Il punto di partenza di queste due imprenditrici è lo stesso, entrambe si sono ritrovate a dover fronteggiare situazioni difficili che in qualche modo le hanno fatte soffrire, ma il risultato finale è opposto. Da un lato, Luisa Spagnoli ha deciso di trasformare questa difficoltà in una risorsa a beneficio proprio e di altre donne nella sua condizione; dall’altro, Elisabetta Franchi sembra non aver mai superato questo scoglio e non essersi evoluta umanamente. Invece di aprire una porta alle altre donne, ha deciso di rendere il loro percorso più difficile del suo.

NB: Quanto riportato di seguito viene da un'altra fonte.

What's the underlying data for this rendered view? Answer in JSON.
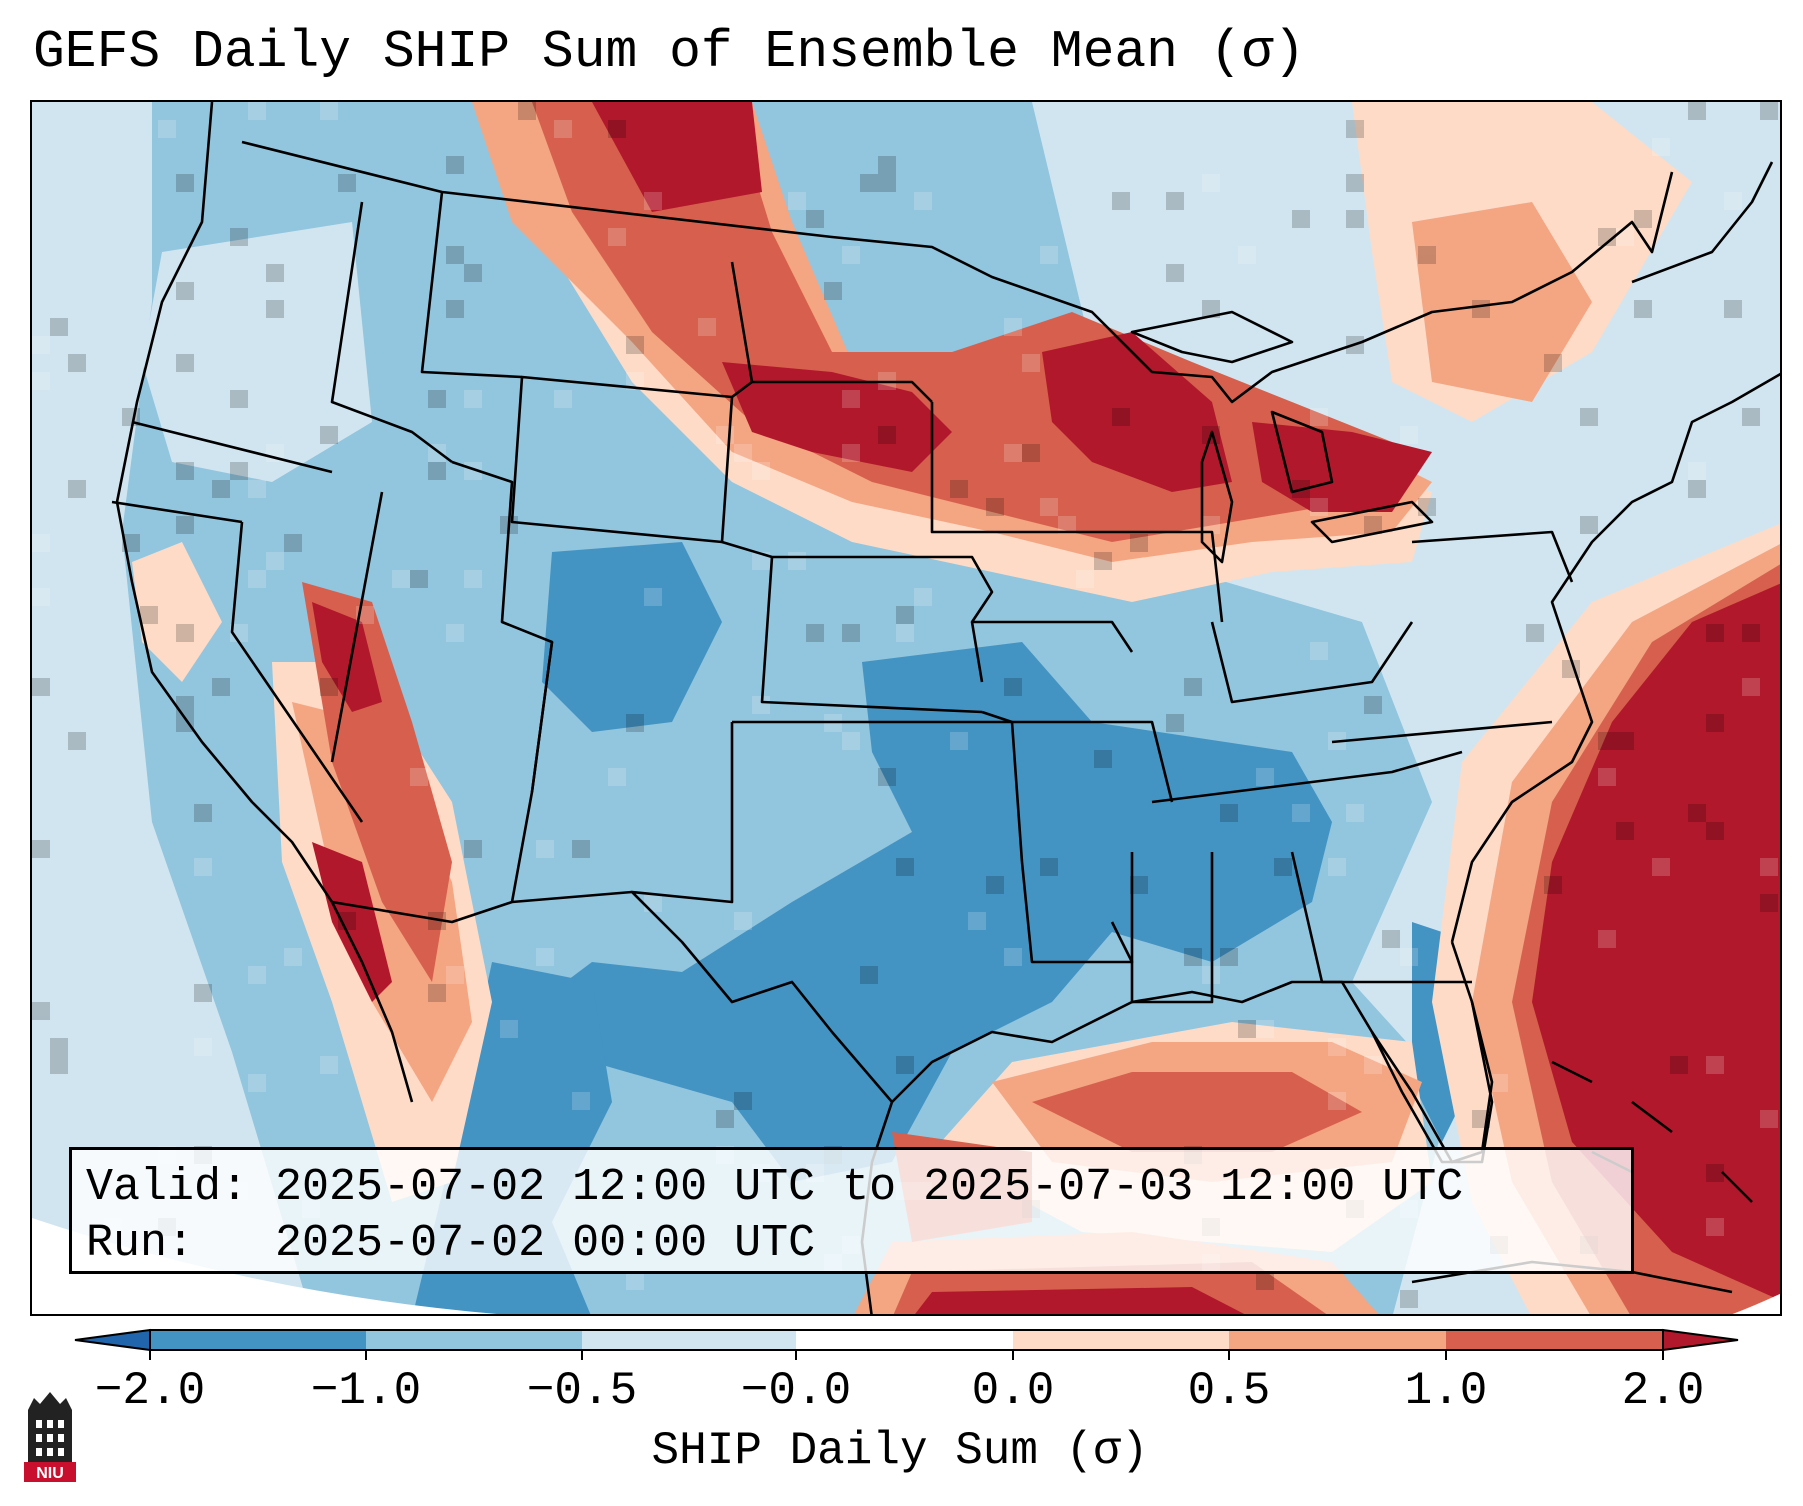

Un’occasione persa da parte di una donna che ha guadagnato una posizione di potere e in qualche modo poteva mandare giù l’ascensore sociale alle altre.

 

Prima abbiamo parlato di agilità: quando un’organizzazione si può definire agile e quali sono i benefici per chi ci lavora?

Un fattore fondamentale consiste nel capire che le persone, a prescindere dal genere, hanno esigenze diverse, così come anche i vari team di lavoro e queste esigenze vanno ascoltate. In questo senso, è importante che un’organizzazione sia agile, adattandosi al sistema, anzi anticipandolo. Per questo ogni singola risorsa va responsabilizzata e fatta sentire parte del processo decisionale, in modo da darle la possibilità di impattare sia sui successi che sugli insuccessi, entrambi fondamentali.

 

Mi hai fatto pensare agli ormai innumerevoli corsi di empowerment organizzati dalle donne per le donne oppure dagli uomini per le donne, che raramente vedono la partecipazione degli uomini o di altri gruppi. Non rischia di essere tutto fuorché inclusivo questo approccio?

In alcuni casi il rischio di azioni simili è quello di aumentare il divario e spesso si rivela svilente nei confronti dell’iniziativa stessa: far passare l’idea che corsi o iniziative vengano intrapresi per aiutare la donna, considerata culturalmente più debole, fragile e sensibile, quindi l’uomo, che è forte, non è necessario participi.

Questa è un’occasione persa, perché per dare potere a chiunque, a tutte le categorie, tutte le persone devono essere coinvolte e avere accesso alle stesse informazioni. Dall’altro lato è incoraggiante constatare come le donne riescano ad esercitare la loro influenza nonostante non siano spesso sostenute da reali provvedimenti: basti pensare al crescente avvicinamento delle donne alle materie STEM. Ghettizzando i contenuti di un’iniziativa non si arriva al risultato auspicato. Più coinvolgiamo tutte le persone e mettiamo insieme le diversità, più riusciremo ad arrivare all’emancipazione di ognuna di loro.